Make no mistake, Facebook vs. Apple is just one battle in a much larger conflict over data privacy and brand equity. No longer just a compliance challenge, the sanctity of customer data is now a business and brand burnishing advantage too.
Real-time Analytics Becomes a Differentiator
It’s one thing to ingest a lot of data, and quite another to put that data to use.
As 2020’s digitization stampede continues, the next frontier for enterprises is to mine the information they collect for insights that drive personalized customer experiences—at scale and in real time.
And to achieve this level of near-instantaneous insight and response, 2021 will be the year businesses focus their attention on moving to converged data platforms.
Unlike the siloed databases of yesteryear, converged data platforms (otherwise known as translytical data platforms, like
MongoDB
!), combine transactional (System of Record), operational (System of Engagement), and analytical (System of Insight) workloads onto a single, unified data platform. A converged data platform allows businesses to exploit their mountains of data at the speed and efficiency consumers now demand, and all with lower complexity and risk.
As business leaders seek an edge over their competition, those that prioritize real-time analytics, and move to a converged data platform, will pull further away from their peers.
Not Every Cloud Has a Silver Lining
From retail to recreation, hospitality to healthcare, moving data and operations to the cloud was already a right of passage on the way to digital transformation. The COVID-19 pandemic simply accelerated this move.
But
with speed, comes even greater risk
, and embracing the cloud on an accelerated timeline is fraught with danger. Do it without proper planning—as in a simple “lift and shift” of your existing setup—and you may find the on-premise issues that currently hamper developer velocity and business agility simply follow you to the cloud.

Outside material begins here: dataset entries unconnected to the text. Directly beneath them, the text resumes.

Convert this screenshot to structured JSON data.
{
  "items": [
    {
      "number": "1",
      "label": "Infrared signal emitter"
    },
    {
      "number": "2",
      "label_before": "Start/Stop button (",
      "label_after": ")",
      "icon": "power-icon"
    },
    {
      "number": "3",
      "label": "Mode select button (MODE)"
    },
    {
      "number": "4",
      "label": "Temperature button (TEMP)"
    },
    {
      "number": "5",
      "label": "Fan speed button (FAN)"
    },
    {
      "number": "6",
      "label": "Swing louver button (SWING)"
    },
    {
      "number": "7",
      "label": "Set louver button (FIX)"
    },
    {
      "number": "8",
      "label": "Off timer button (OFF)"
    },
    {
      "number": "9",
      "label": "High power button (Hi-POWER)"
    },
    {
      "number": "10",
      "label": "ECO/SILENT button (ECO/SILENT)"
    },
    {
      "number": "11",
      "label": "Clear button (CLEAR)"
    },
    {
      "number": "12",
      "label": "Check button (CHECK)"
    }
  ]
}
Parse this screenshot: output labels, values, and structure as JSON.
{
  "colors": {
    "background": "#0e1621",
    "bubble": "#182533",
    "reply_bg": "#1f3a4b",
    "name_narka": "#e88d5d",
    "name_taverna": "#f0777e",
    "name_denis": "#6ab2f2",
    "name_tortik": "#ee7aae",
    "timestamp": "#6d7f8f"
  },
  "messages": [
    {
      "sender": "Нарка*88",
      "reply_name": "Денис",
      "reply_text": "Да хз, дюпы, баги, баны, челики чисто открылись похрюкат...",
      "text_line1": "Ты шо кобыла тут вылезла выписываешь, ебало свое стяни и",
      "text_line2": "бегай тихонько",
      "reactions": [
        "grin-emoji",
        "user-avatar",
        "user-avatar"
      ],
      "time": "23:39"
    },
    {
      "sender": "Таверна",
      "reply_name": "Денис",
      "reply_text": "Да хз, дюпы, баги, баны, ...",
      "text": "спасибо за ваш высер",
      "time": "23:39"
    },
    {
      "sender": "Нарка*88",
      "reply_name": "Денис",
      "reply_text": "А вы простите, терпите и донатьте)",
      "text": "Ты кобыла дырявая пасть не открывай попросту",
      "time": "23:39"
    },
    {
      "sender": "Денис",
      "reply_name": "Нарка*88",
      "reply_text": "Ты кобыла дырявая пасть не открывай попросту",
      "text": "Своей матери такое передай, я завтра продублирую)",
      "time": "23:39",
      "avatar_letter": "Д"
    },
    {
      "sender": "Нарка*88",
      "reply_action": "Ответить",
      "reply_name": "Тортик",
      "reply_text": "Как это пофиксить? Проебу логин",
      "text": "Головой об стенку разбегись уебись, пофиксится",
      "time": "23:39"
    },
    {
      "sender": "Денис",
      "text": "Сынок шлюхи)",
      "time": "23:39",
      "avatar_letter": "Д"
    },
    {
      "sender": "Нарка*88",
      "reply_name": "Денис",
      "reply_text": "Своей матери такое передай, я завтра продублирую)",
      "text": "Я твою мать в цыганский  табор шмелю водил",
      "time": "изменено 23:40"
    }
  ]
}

The COVID-19 pandemic has heightened the need for companies to adopt digital business models—and only cloud platforms can provide the agility, scalability, and innovation required for this transition.
McKinsey, The Next-Normal Recovery Will be Digital
Additionally, all the advantages the cloud affords, such as the ease of scaling your infrastructure, can quickly lead to more architectural silos and technical complexity if handled incorrectly.
Our warning is that, with so many companies rushing their move to the cloud in 2021, many will fail to seize on its transformational benefits, and spend 2022 (and beyond) undoing bad architectural decisions.